Il Cpa è un centro popolare autogestito. Vero. Ha reso un quartiere vitale. Ha fatto cultura. Ha fatto antagonismo di classe. Il Cpa allora è pericoloso, perché ricorda che in uno spazio liberato, le narrazioni possono essere differenti. E così se Sguanci, presidente del Quartiere (PD) ebbe modo di scrivere su Facebook “Nessuno ha fatto quello che ha fatto Mussolini in vent'anni” e lo stesso Cellai – ricordatevi sempre della diretta seguita ieri - che tanto si indigna per il Cpa, pensò di chiosare con un: “Le frasi di Sguanci? Un'opinione che può starci” (pure i social network non scampano alla ragione dei figli e dei figliastri?), allora possono accadere davvero molte cose come di segnale pericoloso, soprattutto perché diventano “normali” e che un giorno si scorga, affissa ad una parete di un ufficio della caserma dei carabinieri Baldissera (in cui hanno sede il sesto battaglione dell'Arma ma anche il comando regionale), una bandiera che rimandi all'aquila tedesca e alla croce militare dell'esercito tedesco e che sia considerata semplicemente un cimelio. 

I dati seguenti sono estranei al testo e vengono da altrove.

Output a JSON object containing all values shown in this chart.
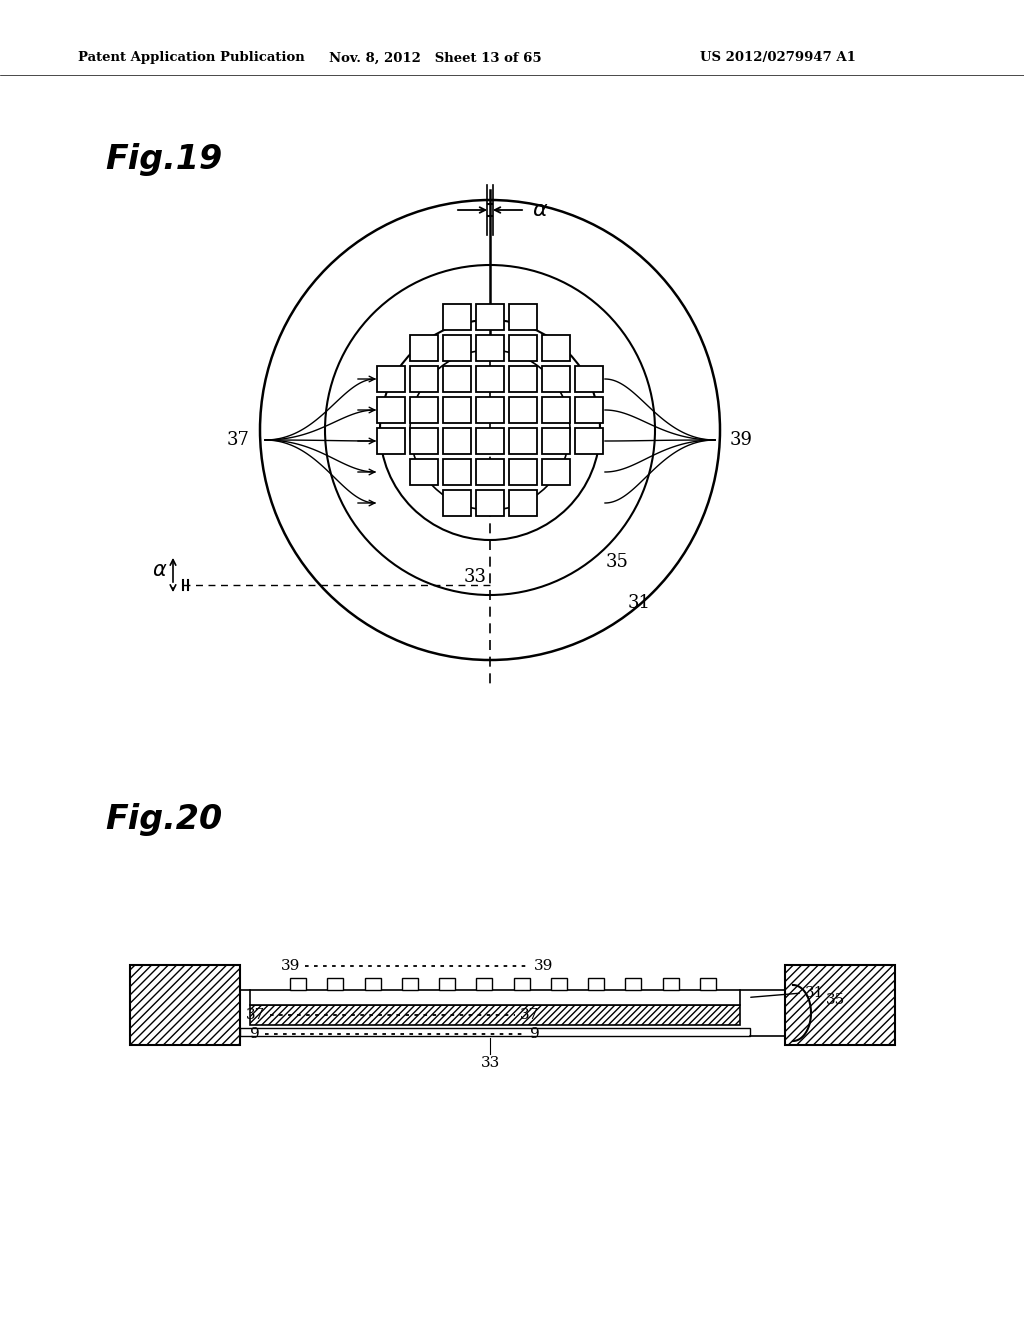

Avamposti, evidentemente, in cui i confini di ciò che sto provando a descrivere qui sopra sono più chiari, più netti ed evidenti. E intanto, mentre la violenza, quella di un sistema che è colonna portante dell’intero esistente, fa il lavoro dell’ acqua che scava il marmo, succede che di quella non vi stupiate più e che a quella e a quella sola, nella condanna ad ogni alterità, diate ogni giorno, tutti giorni, quotidianamente del “tu” e pensiate ad uno sgombero - dove negli anni uomini e donne, negli sforzi, nella militanza, nelle forze, hanno tracciato percorsi con fatica, gioia, costruzione, dando direzione - come ad una cosa giusta.